Purpose
The purpose of this standard is to secure and protect the information and applications that reside on WPI-owned workstations and servers.
This standard seeks to mitigate internal and external risks which include but are not limited to:
- Unauthorized access.
- Interception of data during transmission.
- Loss of information in a disaster.
- Corruption of data or systems.
- Unauthorized transfer of information to third parties.
Scope
The scope covers systems in one or more of the following categories.
- Administrative and academic computers
- Computers in classrooms and general purpose computing labs
- Systems storing sensitive data:
- WPI confidential information
- Governmentally regulated information
- WPI intellectual property
- Information covered under any executed non-disclosure agreement
- WPI confidential information
Standard
Servers
Physical Requirements
Servers are:
- Located in a reasonable operating environment.
- Connected to appropriate surge suppression and backup power.
- Located in a locked, limited access room.
General Requirements
Servers are:
- Configured to store sensitive data within a local RAID array configured for RAID levels 1, 1+0, 3, or 5 or store the data on a SAN configured in the same fashion.
- Comprehensively detailed in the Data Protection and System Recovery Plan.
- Listed in the Capacity and Replacement Plan.
- Running a local software firewall to limit access from anywhere to sensitive services which might be running on the server.
- Running an anti-virus package which automatically updates whenever appropriate.
- Running a host-based Intrusion Detection System (IDS) on critical files for system operation.
System Operation Standard
All servers meet the following standards:
- Unnecessary services are disabled.
- Unnecessary software is removedUnnecessary software is removed.
- Separation of development and production, where technically and financially feasible.
- Separate server for Internet Access, where technically and financially feasible.
- All daemon processes run under unprivileged accounts and/or in chroot jails whenever possible.
- System logs are logged locally and to a central logging server whenever possible and reviewed regularly.
- Encrypt data when feasible.
- Eliminate general user access from critical system infrastructure whenever possible.
System Access Standard
All server accessibility meets the following standards:
- Passwords follow the WPI Password Standard.
- Whenever possible, passwords use a centralKerberos password database to both simplify the number of passwords and centralize management of users.
- Users are given the minimal of privileges necessary to perform their function and these privileges are checked at least once a year.
- Access methods into the servers use encrypted username/password verification mechanisms at minimum and use fully encrypted connections whenever possible.
- Access to servers containing personal records or business data is limited to on-campus connections only. Off-campus access is enabled through the WPI VPN.
- Use of authenticated privilege escalation only when necessary which allows for user tracking.
- No remote super user access.
Workstations
Physical Requirements
Workstations in computer labs are:
- Physically secured and/or cabled to the desk whenever possible.
- Physical access is monitored and limited to appropriate personnel.
Workstations in limited-access offices are:
- Physically secured when the user is not present.
General Requirements
Workstations in labs are:
- Recoverable by a pre-determined back-up and recovery solution.
- Devoid of any personal records and business data.
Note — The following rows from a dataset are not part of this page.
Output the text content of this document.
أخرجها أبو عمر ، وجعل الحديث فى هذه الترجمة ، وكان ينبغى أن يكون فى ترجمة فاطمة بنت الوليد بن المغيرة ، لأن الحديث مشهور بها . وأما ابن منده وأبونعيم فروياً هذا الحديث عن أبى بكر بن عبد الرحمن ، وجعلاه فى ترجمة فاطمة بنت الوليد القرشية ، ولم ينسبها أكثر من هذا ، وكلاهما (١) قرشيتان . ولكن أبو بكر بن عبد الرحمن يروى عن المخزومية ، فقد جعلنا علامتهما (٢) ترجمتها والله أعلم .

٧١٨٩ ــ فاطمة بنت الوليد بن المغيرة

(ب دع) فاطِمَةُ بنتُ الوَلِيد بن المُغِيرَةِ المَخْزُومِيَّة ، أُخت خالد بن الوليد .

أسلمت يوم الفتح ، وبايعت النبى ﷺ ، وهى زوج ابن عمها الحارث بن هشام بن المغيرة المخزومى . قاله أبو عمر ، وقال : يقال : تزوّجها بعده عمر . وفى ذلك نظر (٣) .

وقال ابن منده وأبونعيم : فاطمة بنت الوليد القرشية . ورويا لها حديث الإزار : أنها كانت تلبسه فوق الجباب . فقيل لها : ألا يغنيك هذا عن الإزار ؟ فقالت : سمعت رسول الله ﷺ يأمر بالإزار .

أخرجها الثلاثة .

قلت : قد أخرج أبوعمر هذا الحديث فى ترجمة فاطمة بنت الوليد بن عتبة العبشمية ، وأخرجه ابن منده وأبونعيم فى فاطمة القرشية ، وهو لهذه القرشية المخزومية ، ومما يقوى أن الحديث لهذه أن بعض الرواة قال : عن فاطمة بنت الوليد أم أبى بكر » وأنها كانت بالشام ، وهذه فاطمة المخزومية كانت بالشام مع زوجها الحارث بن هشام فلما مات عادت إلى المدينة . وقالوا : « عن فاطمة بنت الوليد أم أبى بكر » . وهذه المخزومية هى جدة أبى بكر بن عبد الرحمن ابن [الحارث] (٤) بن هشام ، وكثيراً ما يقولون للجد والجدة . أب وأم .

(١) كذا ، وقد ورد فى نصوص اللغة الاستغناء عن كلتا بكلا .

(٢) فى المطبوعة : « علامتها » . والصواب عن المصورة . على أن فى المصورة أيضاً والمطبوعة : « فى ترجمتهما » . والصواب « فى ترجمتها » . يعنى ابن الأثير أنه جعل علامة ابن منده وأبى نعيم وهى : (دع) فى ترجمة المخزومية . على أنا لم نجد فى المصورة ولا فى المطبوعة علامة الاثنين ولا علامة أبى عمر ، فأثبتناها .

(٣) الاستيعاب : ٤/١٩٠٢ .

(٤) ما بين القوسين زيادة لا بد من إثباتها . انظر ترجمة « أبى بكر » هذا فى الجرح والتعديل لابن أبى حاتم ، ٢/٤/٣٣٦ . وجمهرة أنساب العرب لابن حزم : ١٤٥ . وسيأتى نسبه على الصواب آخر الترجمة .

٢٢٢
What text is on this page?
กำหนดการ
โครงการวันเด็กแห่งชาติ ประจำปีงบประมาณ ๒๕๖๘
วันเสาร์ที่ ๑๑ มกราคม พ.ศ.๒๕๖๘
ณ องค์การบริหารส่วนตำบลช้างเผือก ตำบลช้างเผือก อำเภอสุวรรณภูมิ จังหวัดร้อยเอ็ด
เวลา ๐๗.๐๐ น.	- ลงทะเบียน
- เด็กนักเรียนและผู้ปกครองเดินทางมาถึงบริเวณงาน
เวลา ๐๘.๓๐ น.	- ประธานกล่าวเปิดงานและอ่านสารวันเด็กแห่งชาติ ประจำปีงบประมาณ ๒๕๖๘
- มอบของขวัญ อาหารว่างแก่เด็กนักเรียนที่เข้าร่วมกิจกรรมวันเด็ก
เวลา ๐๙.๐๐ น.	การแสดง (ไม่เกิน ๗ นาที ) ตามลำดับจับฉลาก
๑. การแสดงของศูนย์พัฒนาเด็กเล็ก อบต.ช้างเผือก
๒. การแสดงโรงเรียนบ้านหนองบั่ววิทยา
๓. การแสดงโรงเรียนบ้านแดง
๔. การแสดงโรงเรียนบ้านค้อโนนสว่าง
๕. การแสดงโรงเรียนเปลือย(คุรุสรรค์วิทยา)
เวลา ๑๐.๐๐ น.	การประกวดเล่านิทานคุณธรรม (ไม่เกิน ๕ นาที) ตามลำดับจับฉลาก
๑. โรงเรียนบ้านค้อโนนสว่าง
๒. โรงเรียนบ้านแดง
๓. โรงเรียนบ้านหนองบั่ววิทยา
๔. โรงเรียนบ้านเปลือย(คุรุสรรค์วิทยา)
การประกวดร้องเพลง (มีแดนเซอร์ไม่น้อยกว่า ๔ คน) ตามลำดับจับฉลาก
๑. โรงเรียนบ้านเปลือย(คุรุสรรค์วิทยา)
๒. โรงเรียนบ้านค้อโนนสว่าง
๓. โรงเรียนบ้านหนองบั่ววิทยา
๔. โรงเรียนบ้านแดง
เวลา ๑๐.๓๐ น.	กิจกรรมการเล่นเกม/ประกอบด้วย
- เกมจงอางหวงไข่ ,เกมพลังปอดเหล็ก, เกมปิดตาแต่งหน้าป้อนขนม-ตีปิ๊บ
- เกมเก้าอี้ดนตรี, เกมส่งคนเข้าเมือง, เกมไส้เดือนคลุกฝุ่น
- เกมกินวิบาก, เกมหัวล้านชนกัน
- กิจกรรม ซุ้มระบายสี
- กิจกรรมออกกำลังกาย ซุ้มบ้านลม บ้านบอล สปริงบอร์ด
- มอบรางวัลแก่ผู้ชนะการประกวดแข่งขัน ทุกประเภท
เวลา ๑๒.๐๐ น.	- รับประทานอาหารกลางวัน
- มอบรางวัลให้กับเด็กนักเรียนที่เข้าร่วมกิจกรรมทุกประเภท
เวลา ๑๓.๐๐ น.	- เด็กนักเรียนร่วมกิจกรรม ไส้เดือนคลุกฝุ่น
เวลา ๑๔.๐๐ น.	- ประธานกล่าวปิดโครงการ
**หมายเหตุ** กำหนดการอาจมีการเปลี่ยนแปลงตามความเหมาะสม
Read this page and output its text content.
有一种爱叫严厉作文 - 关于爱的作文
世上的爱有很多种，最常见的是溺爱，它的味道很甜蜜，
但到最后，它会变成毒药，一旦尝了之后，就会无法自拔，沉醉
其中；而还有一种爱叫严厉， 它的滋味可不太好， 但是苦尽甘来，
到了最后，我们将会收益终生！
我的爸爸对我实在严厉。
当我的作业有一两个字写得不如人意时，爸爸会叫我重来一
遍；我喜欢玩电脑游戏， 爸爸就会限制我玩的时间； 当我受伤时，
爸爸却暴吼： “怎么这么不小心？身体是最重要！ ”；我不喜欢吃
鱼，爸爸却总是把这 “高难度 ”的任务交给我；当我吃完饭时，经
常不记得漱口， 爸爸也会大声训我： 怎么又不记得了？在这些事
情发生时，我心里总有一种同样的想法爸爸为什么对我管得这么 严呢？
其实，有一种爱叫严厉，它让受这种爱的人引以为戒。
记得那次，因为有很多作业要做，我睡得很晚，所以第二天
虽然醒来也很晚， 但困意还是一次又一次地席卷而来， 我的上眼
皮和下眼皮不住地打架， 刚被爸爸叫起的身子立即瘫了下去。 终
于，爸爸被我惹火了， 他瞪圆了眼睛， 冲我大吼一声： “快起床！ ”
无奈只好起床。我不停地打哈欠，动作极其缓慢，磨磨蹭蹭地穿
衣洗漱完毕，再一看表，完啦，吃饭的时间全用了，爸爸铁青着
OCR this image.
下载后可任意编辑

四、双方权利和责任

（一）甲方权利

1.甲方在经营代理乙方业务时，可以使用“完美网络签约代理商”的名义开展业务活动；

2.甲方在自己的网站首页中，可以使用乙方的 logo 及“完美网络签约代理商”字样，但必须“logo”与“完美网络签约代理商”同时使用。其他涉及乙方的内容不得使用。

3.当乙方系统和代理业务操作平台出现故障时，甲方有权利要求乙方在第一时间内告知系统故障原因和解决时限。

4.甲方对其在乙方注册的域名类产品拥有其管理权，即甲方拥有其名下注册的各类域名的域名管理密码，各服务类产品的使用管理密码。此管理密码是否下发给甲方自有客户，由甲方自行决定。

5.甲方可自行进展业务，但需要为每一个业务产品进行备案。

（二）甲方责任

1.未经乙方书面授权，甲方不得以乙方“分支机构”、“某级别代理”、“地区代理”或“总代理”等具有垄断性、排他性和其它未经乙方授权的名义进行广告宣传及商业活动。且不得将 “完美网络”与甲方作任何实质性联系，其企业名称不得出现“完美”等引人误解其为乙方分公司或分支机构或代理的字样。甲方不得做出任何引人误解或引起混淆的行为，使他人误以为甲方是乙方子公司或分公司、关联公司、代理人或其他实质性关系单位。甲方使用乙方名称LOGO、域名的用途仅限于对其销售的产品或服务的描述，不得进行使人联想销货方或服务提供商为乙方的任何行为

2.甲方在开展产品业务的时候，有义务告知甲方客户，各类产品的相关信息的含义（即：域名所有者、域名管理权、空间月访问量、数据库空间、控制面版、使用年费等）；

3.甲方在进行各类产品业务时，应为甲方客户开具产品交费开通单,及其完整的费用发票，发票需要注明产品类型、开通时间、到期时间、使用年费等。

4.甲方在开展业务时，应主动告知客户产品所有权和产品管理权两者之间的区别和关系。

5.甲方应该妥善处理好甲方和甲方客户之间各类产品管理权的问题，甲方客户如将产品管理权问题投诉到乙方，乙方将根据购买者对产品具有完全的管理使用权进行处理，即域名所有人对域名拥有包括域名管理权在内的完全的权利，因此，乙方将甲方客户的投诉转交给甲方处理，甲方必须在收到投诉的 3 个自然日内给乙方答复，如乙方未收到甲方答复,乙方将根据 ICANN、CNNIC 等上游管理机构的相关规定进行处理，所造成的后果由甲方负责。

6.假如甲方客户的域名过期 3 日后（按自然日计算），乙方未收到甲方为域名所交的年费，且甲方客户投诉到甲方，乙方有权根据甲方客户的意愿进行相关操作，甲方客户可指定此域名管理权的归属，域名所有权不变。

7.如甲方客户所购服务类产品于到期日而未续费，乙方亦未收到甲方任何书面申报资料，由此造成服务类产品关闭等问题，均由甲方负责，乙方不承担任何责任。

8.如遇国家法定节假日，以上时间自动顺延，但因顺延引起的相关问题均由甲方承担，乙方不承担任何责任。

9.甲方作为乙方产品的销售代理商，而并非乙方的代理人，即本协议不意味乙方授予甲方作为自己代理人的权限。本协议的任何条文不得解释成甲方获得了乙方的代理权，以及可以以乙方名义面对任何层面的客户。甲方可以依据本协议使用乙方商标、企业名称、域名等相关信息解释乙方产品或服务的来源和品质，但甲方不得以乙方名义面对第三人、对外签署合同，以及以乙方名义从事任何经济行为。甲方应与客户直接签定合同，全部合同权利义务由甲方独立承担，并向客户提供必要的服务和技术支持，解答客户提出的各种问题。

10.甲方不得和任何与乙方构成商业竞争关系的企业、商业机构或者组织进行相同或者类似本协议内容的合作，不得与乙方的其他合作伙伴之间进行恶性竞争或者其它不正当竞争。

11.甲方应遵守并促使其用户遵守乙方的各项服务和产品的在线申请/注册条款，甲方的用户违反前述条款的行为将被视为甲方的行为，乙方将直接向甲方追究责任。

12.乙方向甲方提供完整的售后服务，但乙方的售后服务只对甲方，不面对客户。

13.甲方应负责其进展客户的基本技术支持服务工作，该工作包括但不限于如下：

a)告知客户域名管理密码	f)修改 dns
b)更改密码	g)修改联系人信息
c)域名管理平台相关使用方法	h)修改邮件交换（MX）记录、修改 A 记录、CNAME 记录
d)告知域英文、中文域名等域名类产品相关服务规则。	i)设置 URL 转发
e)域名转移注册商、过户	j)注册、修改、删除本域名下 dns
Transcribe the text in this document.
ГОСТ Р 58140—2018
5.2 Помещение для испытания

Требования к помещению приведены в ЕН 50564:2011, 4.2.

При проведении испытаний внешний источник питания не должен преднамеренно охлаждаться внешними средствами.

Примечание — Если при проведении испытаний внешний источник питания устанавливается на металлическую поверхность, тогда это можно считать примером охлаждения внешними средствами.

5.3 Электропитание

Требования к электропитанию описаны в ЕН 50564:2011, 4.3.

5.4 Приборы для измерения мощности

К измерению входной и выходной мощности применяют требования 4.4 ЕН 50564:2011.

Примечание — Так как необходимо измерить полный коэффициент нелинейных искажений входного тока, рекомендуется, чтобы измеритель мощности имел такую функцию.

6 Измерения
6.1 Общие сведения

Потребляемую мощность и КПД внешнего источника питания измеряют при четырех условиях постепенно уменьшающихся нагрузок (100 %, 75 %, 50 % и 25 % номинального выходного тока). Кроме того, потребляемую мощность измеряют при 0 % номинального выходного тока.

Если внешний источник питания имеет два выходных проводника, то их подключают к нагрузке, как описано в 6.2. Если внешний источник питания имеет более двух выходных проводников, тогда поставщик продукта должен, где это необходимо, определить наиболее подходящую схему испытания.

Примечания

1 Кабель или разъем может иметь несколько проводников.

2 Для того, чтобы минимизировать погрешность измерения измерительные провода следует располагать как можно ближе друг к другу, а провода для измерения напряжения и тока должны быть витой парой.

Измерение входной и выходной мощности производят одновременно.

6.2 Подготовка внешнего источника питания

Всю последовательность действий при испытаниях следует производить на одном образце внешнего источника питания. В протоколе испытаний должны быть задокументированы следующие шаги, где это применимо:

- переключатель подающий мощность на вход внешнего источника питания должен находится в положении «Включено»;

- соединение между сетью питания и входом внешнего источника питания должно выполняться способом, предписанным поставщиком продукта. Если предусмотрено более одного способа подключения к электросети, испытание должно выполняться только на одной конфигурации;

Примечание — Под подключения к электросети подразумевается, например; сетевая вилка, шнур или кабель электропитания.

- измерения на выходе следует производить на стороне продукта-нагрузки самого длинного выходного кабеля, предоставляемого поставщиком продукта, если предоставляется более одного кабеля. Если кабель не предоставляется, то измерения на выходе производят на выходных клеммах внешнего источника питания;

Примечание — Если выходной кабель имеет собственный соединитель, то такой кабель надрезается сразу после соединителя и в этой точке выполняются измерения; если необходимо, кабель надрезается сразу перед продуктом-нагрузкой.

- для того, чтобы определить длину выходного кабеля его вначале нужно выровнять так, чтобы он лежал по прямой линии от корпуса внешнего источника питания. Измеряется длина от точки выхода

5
Labs are re-imaged regularly to ensure clean, stable systems and no stored information is left on the system.
- Running a local software firewall to limit access to services which might be running on the computer.
- Running an anti-virus package which automatically updates.
- Part of a central management methodology.
Workstations in limited-access offices are:
- Recoverable by a pre-determined back-up and recovery solution.
- Devoid of excessive personal or business data. Business data is stored on managed network storage whenever possible to log access and limit data loss due to hardware failure.
- Listed in the Capacity and Replacement Plan.
- Running a local software firewall to limit access to services which might be running on the computer.
- Running an anti-virus package which automatically updates.
- Whenever possible, part of a central management methodology.
System Operation Standard
All workstations meet the following standards:
- Unnecessary services are disabled.
- Unnecessary software is uninstalled.
System Access Standard
Access to workstations in computer labs adheres to the following standards:
- Whenever possible passwords use a central Kerberos password database to both simplify the number of passwords and centralize management of users.
- Users are given the minimal of privileges necessary to perform their function and these privileges should be checked at least once a year.
- Remote access services are secured and controlled.
- No local accounts exist besides those needed for system administrative staff.
Access to workstations in limited-access offices adheres to the following standards:
- Whenever possible passwords use a central Kerberos password database to both simplify the number of passwords and centralize management of users.
- Users are given the minimal of privileges necessary to perform their function and these privileges should be checked at least once a year.
- The system is devoid of excessive accounts of any privilege level and no local administrative accounts should exist.
- No Guest account access is enabled.
- Remote access into workstations is restricted to encrypted connections only.
Revision History
The Information Technology Division endorsed this standard on January 25, 2007.
After a minor revision, the faculty Committee on IT Policy endorsed this standard on April 15, 2008.